La "Gazette" l’écrivait encore dans son édition de ce jeudi : la Ville a plus que jamais l’intention de réattirer sur son territoire des habitants, si possible à haute valeur contributive. Une des manières de pouvoir y arriver est la mise en œuvre des zones d’aménagement communal concerté (Zacc), soit des zones de réserve sans affectation particulière au plan de secteur et dont la mise en œuvre ne peut précisément pas se faire sans l’adoption préalable d’un rapport urbanistique et environnemental (RUE), censé définir l’affectation des sols.

Au total, la Ville de Liège compte sur son territoire 24 Zacc, occupant une superficie de quelque 400 hectares et dont neuf d’entre elles, couvrant environ 200 hectares, ont été classées en zones de priorité 1. Et parmi elles, on peut notamment évoquer une Zacc qui a beaucoup fait parler d’elle ces derniers temps, à savoir celle ayant trait au site de l’ancien charbonnage Patience et Beaujonc. Située à Glain, sur les hauteurs de Liège, et dévolue tant à de l’habitat qu’à une zone d’activité économique mixte, elle est aussi et surtout le lieu choisi par le Centre hospitalier chrétien (CHC) afin de regrouper sur un même site, en 2016, les cliniques Saint-Joseph, Saint-Vincent et Espérance. Pour rappel, c’est en 2008 que le CA du CHC a opéré le choix du site de Glain au détriment de celui de Fontainebleau (Sainte-Marguerite), mettant en avant différents aspects dont la nature du terrain d’une superficie totale de 34 hectares ainsi qu’une accessibilité jugée excellente. Pour rappel aussi, le montant global du projet de création de ce nouveau méga-hôpital d’une superficie au sol de 25000 m2 était chiffré à l’époque à quelque 225 millions d’euros, en ce compris les expropriations et l’aménagement d’un site propre pour le bus.

Récemment, alors que le CHC déposait quant à lui l’avant-projet architectural auprès de la Région wallonne, le Conseil communal a approuvé le RUE, préalable nécessaire à une demande de permis unique, visant tant l’hôpital lui-même que les voiries et l’échangeur autoroutier qui lui seront nécessaires, qui doit être introduite auprès du gouvernement wallon après que celui-ci ait à son tour avalisé le RUE. Ce qui devrait être fait dans les tout prochains jours, si l’on en croit le CHC, lequel faisait le point dans la dernière édition de son trimestriel "Infosites" sur ce dossier jugé stratégique. Mais le moins que l’on puisse écrire est qu’il n’est pas le seul dans un quartier, celui de Glain, où les projets semblent se bousculer.
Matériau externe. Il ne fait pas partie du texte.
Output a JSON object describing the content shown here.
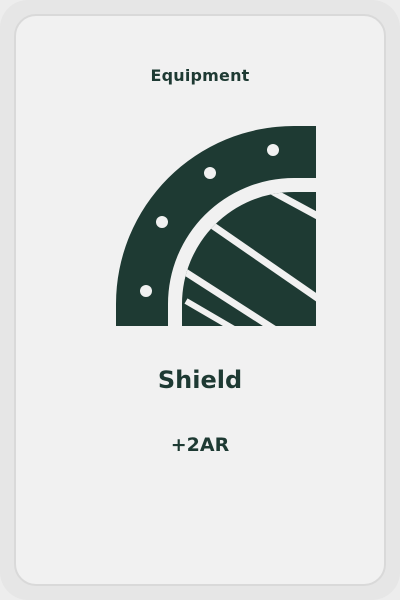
{
  "card": {
    "category": "Equipment",
    "icon": "shield-icon",
    "name": "Shield",
    "stat": "+2AR"
  },
  "colors": {
    "ink": "#1e3a33",
    "card_bg": "#f1f1f1",
    "card_border": "#d9d9d9",
    "page_bg": "#e6e6e6"
  }
}
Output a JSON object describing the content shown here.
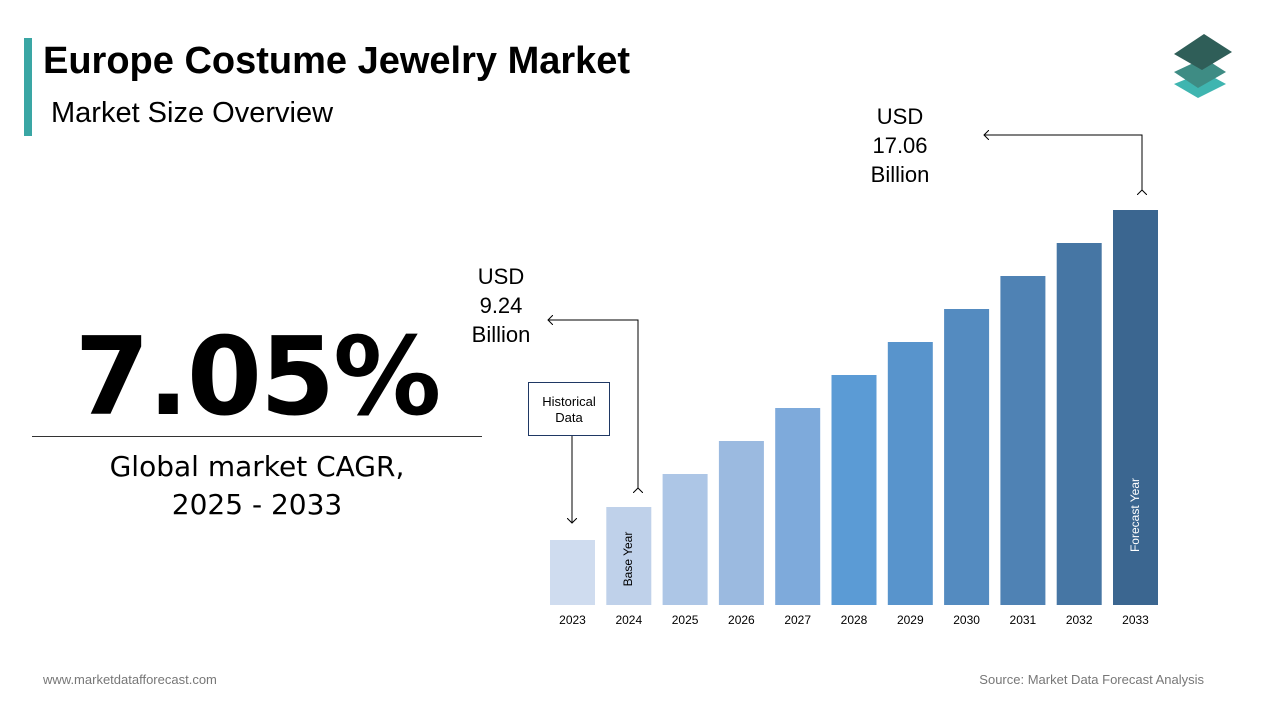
{
  "header": {
    "title": "Europe Costume Jewelry Market",
    "subtitle": "Market Size Overview"
  },
  "kpi": {
    "value": "7.05%",
    "caption_line1": "Global market CAGR,",
    "caption_line2": "2025 - 2033"
  },
  "annotations": {
    "start": {
      "l1": "USD",
      "l2": "9.24",
      "l3": "Billion"
    },
    "end": {
      "l1": "USD",
      "l2": "17.06",
      "l3": "Billion"
    },
    "historical": {
      "l1": "Historical",
      "l2": "Data"
    },
    "base_year": "Base Year",
    "forecast_year": "Forecast Year"
  },
  "footer": {
    "website": "www.marketdatafforecast.com",
    "source": "Source: Market Data Forecast Analysis"
  },
  "colors": {
    "accent": "#3aa6a4",
    "bars": [
      "#cfdcef",
      "#bfd1ea",
      "#adc6e6",
      "#9bbae0",
      "#7eaadb",
      "#5b9bd5",
      "#5894cc",
      "#548bc0",
      "#4f82b4",
      "#4676a4",
      "#3b6690"
    ]
  },
  "chart_data": {
    "type": "bar",
    "title": "",
    "xlabel": "",
    "ylabel": "",
    "categories": [
      "2023",
      "2024",
      "2025",
      "2026",
      "2027",
      "2028",
      "2029",
      "2030",
      "2031",
      "2032",
      "2033"
    ],
    "values": [
      null,
      9.24,
      null,
      null,
      null,
      null,
      null,
      null,
      null,
      null,
      17.06
    ],
    "unit": "USD Billion",
    "grid": false,
    "legend": "none"
  }
}
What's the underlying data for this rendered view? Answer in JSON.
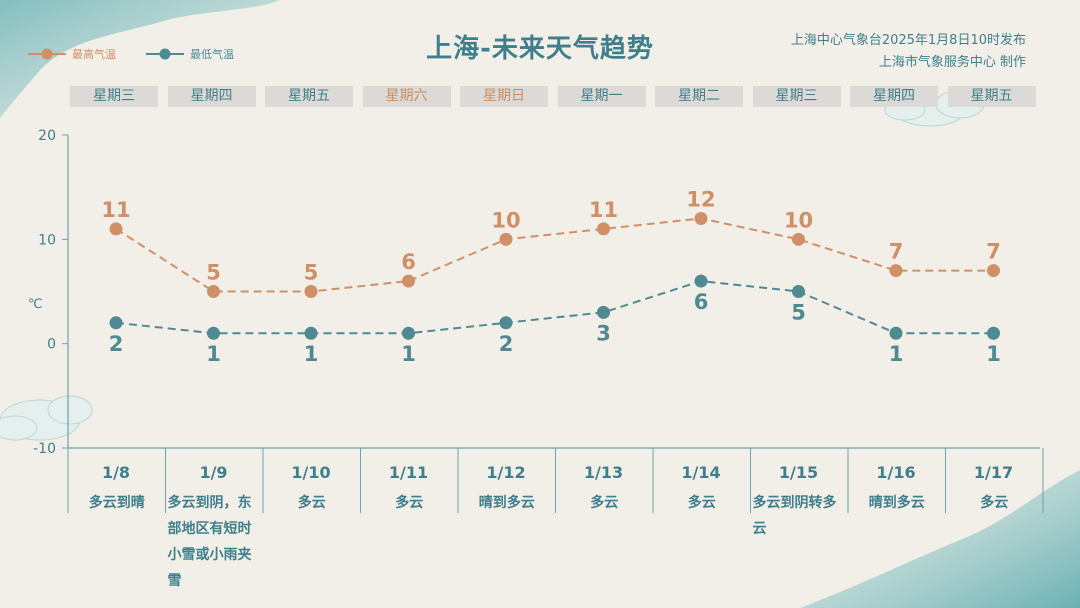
{
  "header": {
    "title": "上海-未来天气趋势",
    "publisher_line1": "上海中心气象台2025年1月8日10时发布",
    "publisher_line2": "上海市气象服务中心  制作"
  },
  "legend": {
    "high_label": "最高气温",
    "low_label": "最低气温"
  },
  "colors": {
    "high": "#cf9067",
    "low": "#4f8a93",
    "axis": "#6aa5ad",
    "text": "#3f7f8c"
  },
  "weekdays": [
    "星期三",
    "星期四",
    "星期五",
    "星期六",
    "星期日",
    "星期一",
    "星期二",
    "星期三",
    "星期四",
    "星期五"
  ],
  "weekend_indices": [
    3,
    4
  ],
  "conditions": [
    "多云到晴",
    "多云到阴，东部地区有短时小雪或小雨夹雪",
    "多云",
    "多云",
    "晴到多云",
    "多云",
    "多云",
    "多云到阴转多云",
    "晴到多云",
    "多云"
  ],
  "chart_data": {
    "type": "line",
    "categories": [
      "1/8",
      "1/9",
      "1/10",
      "1/11",
      "1/12",
      "1/13",
      "1/14",
      "1/15",
      "1/16",
      "1/17"
    ],
    "series": [
      {
        "name": "最高气温",
        "values": [
          11,
          5,
          5,
          6,
          10,
          11,
          12,
          10,
          7,
          7
        ]
      },
      {
        "name": "最低气温",
        "values": [
          2,
          1,
          1,
          1,
          2,
          3,
          6,
          5,
          1,
          1
        ]
      }
    ],
    "ylabel": "℃",
    "ylim": [
      -10,
      20
    ],
    "yticks": [
      -10,
      0,
      10,
      20
    ],
    "grid": false,
    "legend_position": "top-left"
  }
}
Ainsi, s’il ne remet pas en cause la décision du CHC de s’installer à Glain, le conseiller libéral Michel Péters, lui-même habitant de ce quartier vert et aéré, dit s’inquiéter principalement du sort de la cuvette du fond Hubert Goffin et du parc du Royal Baudouin Tennis Club. Plusieurs fois, il a invité la Ville à "une urbanisation modérée, raisonnable et concertée", ce qui est par ailleurs défendu par la Ville, évoquant "une urbanisation à outrance". Une fois que le CHC aura valorisé ses terrains (avant et après l’ouverture de l’hôpital puisque désormais, à la demande des riverains, le projet est phasé), ce ne sont pas moins de 600 logements (le chiffre de 900 est même avancé) qui sont appelés à voir le jour sur le site. Outre un problème d’ordre patrimonial et paysager ainsi qu’en termes de mobilité, ce à quoi le comité de quartier se dit également attentif en l’espèce, ce qui fâche aussi le conseiller, c’est la typologie du bâti envisagé, qu’il compare au bâti existant et qui n’est pas, selon lui, de nature à rencontrer l’objectif avoué de la Ville.